Die Nivellierung dieser Einzelheiten vorzuführen, ist jedoch, wie die Ästhetik des Videoclips gezeigt hat, ein einmaliger Akt.
Mit Worten allein läßt sich vieles nicht mehr er­klären, und vielleicht läßt es sich überhaupt nicht mehr erklären, wenn Worte nicht mehr ausreichen, denn die anderen der Darstellung dienenden Mittel erklären nicht, sie machen auf etwas aufmerksam, führen etwas vor, geben Hinweise, doch das Fädeln haben sie nicht im Repertoire. Und um klarzu­machen: es gibt nichts mehr zu diskutieren, fehlen wiederum dem Dialog die Mittel.
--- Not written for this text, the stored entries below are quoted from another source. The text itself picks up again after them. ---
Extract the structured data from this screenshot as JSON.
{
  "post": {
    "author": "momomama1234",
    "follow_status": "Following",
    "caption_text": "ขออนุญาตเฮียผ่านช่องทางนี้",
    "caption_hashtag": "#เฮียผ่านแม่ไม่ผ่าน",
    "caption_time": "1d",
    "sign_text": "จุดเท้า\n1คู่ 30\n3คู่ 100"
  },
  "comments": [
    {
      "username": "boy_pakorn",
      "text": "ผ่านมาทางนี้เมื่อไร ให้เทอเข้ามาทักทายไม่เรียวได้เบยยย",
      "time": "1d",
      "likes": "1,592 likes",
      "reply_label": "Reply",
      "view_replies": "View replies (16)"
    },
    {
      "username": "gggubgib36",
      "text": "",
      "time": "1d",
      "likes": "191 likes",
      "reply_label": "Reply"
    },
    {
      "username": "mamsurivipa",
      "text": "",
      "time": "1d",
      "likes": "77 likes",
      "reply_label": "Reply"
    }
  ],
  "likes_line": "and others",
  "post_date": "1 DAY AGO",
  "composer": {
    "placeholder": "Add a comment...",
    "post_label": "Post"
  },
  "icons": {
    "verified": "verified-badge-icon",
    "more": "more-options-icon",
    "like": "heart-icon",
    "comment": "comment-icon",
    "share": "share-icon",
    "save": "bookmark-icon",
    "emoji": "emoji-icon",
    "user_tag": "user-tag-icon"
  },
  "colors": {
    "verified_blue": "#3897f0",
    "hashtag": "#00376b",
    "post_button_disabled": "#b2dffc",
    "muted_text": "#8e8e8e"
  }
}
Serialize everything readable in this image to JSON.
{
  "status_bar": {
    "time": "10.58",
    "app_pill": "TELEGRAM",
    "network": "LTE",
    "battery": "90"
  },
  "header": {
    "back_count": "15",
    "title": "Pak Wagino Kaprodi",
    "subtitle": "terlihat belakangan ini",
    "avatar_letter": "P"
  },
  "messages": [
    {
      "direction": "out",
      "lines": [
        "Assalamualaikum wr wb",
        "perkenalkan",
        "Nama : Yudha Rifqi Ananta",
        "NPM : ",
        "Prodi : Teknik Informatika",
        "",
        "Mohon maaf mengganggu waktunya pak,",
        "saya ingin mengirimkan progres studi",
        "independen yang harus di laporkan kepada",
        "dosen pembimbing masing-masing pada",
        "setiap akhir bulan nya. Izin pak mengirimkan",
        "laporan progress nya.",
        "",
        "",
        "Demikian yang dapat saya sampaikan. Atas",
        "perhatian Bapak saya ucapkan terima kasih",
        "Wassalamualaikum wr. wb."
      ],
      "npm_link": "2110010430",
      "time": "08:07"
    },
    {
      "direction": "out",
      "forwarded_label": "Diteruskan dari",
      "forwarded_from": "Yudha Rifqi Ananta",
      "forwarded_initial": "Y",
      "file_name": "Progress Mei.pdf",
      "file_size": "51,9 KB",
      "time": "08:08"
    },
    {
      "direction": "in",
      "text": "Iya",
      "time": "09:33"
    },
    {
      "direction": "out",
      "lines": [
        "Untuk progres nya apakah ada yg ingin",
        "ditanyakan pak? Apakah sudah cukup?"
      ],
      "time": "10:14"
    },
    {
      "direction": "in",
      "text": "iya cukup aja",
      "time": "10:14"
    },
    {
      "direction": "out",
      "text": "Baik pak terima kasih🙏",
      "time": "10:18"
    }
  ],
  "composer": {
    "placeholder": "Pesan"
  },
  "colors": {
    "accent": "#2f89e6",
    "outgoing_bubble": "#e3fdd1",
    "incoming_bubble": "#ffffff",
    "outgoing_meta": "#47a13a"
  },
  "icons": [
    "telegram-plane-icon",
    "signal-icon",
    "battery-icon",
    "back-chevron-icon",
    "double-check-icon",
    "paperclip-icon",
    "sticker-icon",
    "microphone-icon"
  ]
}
Also: Das Stichwort Fiktion führt zur Askese und zur Reminiszenz der Aufklärung, das Stichwort Wachs­tum zum Euphemismus, zur Starre oder zu Redun­danz und Beliebigkeit; in seltenen Fällen vielleicht aber auch weg von der Linearität. Das Stichwort Verarmung schließlich mündet in die Larmoyanz und begünstigt die Renaissance der Innerlichkeit.
In jedem Fall ist der Dialog fürs Hörspiel gestorben und kann nur geentert werden: von der Musik des Monologs, dem Monolog der Musik?